Contro la musica di sottofondo

Contro la musica di sottofondo

Nicola Piovani conduce da anni una strenua battaglia contro la musica di sottofondo da lui definita musica passiva, richiamando, con questa espressione, l’altrettanto urticante e controproducente fumo passivo.

Il noto compositore la descrive in questi termini: «quella musica diffusa ormai in molti ambienti pubblici, a basso volume, ma comunque invadente: il cosiddetto sottofondo, la musica da parati, una via di mezzo fra la musica "a palla" e il ronzio del condizionatore d'aria. All'inizio del secolo scorso Eric Satie teorizzò la pratica della "Musique d'ameublement", musica d'arredamento. Provocava giocando, Satie: ma è successo spesso che provocazioni trasgressive delle avanguardie storiche sono poi diventate pane quotidiano della società consumistica».

Vera e propria musica da tappezzeria che utilizza indifferentemente l’ultima hit del momento o, con velleità di impegno, i quartetti di Mozart o arie d’opera, la musica di sottofondo è ormai diventata pervasiva e onnipresente e ridotta a puro strumento di marketing equiparato a un servizio in più, per aumentare la soddisfazione del cliente e, di conseguenza, incrementarne la propensione all’acquisto.

Questo approccio porta inevitabilmente ad un uso superficiale e poco rispettoso anche dei messaggi veicolati dalla musica e può capitare, come scrive Piovani, che si diffondano «canzoni i cui testi, in quei contesti, risultano a fatica decifrabili. E a soffermarsi nell'ascolto spesso si scopre che la voce in diffusione ci sta cantando un amore straziante, o un dramma sociale, o una protesta antisociale; mentre noi compriamo surgelati o arrotoliamo bucatini».

Questo uso indiscriminato e poco accorto, non solo avvilisce la musica e il lavoro dei musicisti, ma ne sfrutta impropriamente i diritti, come certifica una recente indagine condotta da Nielsen Music e pubblicata da Soundtrack Your Brand.
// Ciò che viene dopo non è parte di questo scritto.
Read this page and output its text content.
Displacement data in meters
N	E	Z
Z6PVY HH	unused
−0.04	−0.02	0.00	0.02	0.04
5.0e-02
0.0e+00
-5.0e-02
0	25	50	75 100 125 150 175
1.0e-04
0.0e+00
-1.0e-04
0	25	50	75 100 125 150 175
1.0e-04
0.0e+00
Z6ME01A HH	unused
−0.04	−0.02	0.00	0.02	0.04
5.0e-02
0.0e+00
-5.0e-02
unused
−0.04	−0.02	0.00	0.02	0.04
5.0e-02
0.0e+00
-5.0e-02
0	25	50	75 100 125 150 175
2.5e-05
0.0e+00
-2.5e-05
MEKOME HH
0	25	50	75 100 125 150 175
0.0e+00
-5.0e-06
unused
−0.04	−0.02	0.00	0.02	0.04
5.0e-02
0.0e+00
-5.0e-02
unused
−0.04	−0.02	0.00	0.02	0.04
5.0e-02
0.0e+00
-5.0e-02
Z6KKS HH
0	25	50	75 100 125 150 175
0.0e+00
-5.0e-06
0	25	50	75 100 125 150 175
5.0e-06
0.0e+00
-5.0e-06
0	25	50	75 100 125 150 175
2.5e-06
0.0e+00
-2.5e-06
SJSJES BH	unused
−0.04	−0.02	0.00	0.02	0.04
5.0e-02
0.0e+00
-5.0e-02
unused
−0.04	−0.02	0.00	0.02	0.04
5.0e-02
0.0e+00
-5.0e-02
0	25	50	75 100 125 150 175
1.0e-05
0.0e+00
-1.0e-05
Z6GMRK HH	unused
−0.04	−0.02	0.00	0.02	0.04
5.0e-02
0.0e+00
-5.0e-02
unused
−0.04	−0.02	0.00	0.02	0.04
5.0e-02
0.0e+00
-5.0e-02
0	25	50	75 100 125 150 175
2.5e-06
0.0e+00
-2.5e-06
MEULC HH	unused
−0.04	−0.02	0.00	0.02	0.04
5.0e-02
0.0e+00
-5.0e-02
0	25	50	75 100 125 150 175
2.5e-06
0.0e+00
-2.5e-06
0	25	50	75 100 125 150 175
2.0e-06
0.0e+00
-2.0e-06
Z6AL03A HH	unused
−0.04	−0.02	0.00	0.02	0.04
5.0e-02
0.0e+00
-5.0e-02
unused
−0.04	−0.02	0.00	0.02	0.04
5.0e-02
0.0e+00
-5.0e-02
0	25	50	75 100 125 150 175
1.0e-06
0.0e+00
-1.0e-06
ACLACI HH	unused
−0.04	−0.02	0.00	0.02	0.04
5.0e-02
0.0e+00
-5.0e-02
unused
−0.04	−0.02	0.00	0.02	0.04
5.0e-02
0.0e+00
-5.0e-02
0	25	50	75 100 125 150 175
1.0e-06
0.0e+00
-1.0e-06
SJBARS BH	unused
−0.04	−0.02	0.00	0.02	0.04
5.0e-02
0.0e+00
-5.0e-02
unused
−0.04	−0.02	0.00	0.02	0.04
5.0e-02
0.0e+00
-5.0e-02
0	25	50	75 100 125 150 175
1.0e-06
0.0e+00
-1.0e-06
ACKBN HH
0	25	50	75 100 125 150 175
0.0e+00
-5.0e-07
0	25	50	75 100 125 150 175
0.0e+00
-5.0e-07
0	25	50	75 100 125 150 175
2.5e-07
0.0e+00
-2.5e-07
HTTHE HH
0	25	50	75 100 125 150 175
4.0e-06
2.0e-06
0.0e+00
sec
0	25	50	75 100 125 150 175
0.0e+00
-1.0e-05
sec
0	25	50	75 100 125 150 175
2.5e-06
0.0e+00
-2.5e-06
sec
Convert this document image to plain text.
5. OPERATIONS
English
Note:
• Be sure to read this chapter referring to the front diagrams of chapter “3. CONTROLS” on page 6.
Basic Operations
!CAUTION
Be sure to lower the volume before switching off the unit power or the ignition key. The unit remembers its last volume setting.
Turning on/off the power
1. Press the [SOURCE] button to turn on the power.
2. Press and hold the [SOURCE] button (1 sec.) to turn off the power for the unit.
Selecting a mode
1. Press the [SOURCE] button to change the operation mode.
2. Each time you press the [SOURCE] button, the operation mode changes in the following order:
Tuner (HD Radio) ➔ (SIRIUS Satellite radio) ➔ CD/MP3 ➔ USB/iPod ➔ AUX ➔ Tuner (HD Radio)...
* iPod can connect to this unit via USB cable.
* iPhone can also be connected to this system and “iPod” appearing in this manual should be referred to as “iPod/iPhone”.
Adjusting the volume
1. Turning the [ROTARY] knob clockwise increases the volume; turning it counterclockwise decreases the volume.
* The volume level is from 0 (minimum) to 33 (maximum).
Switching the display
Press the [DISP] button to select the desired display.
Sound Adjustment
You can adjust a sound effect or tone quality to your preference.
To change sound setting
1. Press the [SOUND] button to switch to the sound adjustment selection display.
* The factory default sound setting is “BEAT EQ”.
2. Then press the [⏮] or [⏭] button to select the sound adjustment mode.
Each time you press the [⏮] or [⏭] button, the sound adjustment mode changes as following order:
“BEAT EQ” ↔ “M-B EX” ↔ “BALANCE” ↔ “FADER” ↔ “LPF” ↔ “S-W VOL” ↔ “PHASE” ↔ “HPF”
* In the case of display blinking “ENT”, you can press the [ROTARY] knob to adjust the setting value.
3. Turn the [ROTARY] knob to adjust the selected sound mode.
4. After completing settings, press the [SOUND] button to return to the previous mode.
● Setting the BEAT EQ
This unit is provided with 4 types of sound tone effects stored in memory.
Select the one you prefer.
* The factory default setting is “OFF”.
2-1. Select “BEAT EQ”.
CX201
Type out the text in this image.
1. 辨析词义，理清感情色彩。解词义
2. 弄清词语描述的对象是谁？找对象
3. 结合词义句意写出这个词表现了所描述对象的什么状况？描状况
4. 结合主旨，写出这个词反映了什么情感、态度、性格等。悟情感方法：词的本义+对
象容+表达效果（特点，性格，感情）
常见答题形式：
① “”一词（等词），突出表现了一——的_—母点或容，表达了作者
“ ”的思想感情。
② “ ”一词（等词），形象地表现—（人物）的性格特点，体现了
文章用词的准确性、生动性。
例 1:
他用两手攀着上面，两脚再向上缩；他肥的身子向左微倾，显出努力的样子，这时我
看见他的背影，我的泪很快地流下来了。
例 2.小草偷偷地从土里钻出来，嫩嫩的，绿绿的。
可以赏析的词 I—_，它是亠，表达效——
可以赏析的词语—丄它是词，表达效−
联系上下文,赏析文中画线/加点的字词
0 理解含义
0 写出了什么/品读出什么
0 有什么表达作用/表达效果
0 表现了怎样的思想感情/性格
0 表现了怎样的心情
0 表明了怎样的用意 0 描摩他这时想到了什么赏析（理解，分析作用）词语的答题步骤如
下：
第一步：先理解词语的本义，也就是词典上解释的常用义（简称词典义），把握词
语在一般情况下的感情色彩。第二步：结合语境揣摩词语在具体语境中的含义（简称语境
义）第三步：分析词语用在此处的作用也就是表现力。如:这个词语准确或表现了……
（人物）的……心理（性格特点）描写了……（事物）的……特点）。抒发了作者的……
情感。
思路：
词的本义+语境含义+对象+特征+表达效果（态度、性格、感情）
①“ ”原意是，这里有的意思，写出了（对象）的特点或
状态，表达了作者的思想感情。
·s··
Secondo lo studio, globalmente il settore perde $2,65 miliardi ogni anno a causa di piccoli esercizi commerciali che utilizzano impropriamente account di streaming.

Non tutti gli esercenti commerciali sanno che anche per trasmettere musica di sottofondo in un negozio, ristorante o luogo pubblico è necessario rispettare regole di copyright affatto diverse da quelle che governano l’uso personale di piattaforme come Spotify e Apple Music. Secondo lo studio, però, solo il 17% di questi esercizi commerciali sarebbe in regola, mentre il restante 83% continua a utilizzare musica illegalmente e, soprattutto, la maggior parte degli imprenditori è convinta di poter utilizzare il suo account privato per trasmettere musica di sottofondo negli esercizi commerciali.

«I risultati non ci hanno sorpreso più di tanto», dice Andreas Liffgarden, co-fondatore di Soundtrack Your Brand. «È la portata del fenomeno a scoraggiarci. L’industria della musica nel suo complesso ha bisogno di educare i consumatori. Tutti capiscono istintivamente che non è possibile utilizzare un account Netflix per aprire un cinema – tutti starete dicendo “certo, è ovvio” – ma per la musica non è così. Nell’industria televisiva o cinematografica è scontato, ma nella nostra industria questo tipo di educazione è assente».

Emerge chiaro che, laddove è impossibile aspettarsi un sussulto di civiltà e rispetto per la musica e per la sua reale funzione, occorre rendere consapevoli gli esercenti commerciali, il 42% dei quali sostiene che la musica è “molto importante” per la loro attività, dei meccanismi di copyright che regolano la diffusione della musica di sottofondo. In altre parole, se i gestori di locali e negozi vogliono continuare con il loro uso strumentale dell’arte, che almeno contribuiscano al suo finanziamento, affinchè, per un’eterogenesi dei fini, la musica possa continuare a dare voce e suono alle nostre emozioni e pensieri più veri.